Here are photos of my 57 Schwinn Jaguar II, this bike was rescued from the trash. I purchased it from the man,  and took it all apart and cleaned it. The tank decal and paint were too far gone to save. I repainted the tank and put a new decal on the chain guard. The rear light is new, everything else in the bike is original, great westwind tires, all the rest of the paint is in excellent condition. thanks for looking.


----------



## mruiz (Sep 10, 2012)

Can you please post the paint you used and if can be bought in a spay can? Nice job there.
 Mitch


----------



## antque (Sep 10, 2012)

The paint was not to be found. At my local dollar store I found Duplicolor car paint for 50 cents a can. I bought four cans that looked similar and a can of silver. I experimented and found a coat of silver followed by a coat of one shade of green followed by another shade matched almost dead on. This is the only way I could match the paint, and it was hit and miss with the layering of the different shades. I hope this helps.


----------



## DonChristie (Sep 10, 2012)

Looks very nice!!


----------



## HARPO (Sep 12, 2012)

LOVE seeing the before and after shots. I do the same thing, because people just don't realize how bad a bike can look when they see it all cleaned up. THe proof is always in the photos!!


----------



## jhilla68 (Sep 12, 2012)

Looks great!  Love seeing the before & after photos.

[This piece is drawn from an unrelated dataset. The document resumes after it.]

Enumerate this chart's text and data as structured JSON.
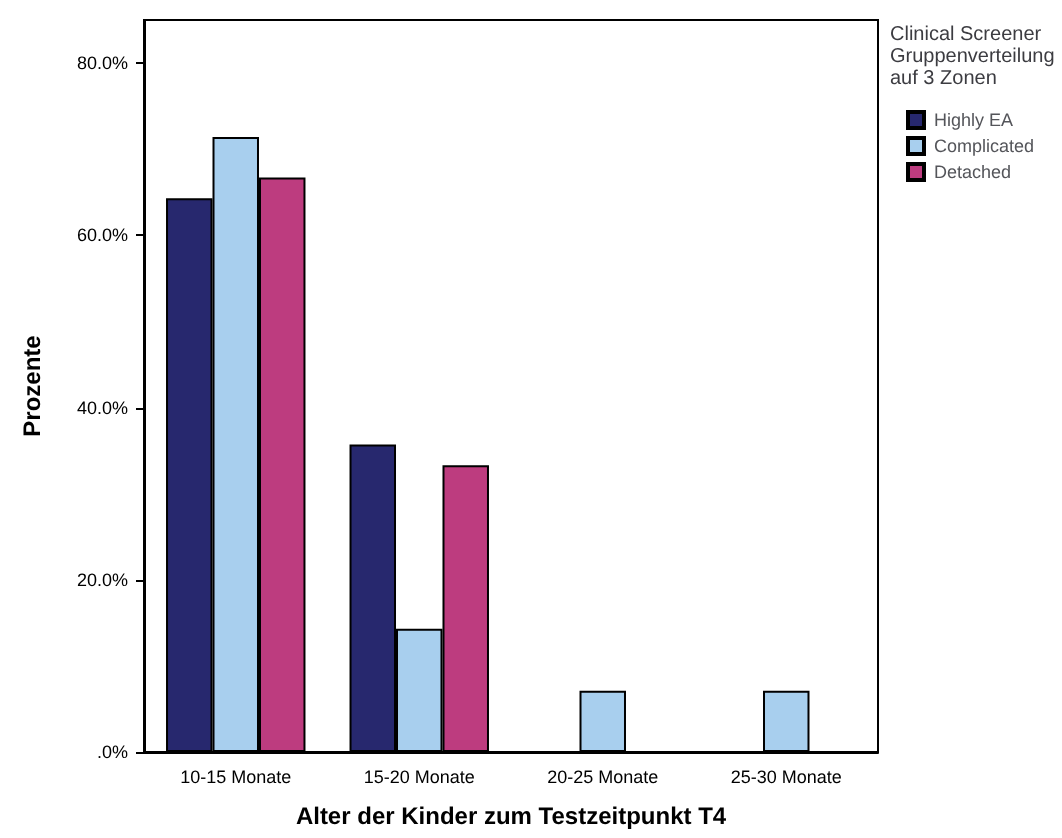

I'm scouring around looking for a horn for the tank of my '59 Panther II.


----------



## MagicRat (Sep 12, 2012)

I thought I was the King of the Rattle Cans...

Nice Job.

I Salute You!


----------



## antque (Sep 12, 2012)

thanks for the kind comments. The bike was a labor of love, I enjoy taking a basket case and seeing how good I can make it look, as long as most of the bike and paint are original. Complete restorations are too much work and money today. I've done three and never again.  I'm on to my next project a 1948 westfield, I'll post before and after photos when completed.


----------



## Larmo63 (Sep 12, 2012)

We see these kinds of bikes in the trash around here all the time.

NOT......!


----------



## how (Sep 12, 2012)

I found this in a garbage dumpster behind a tire store


----------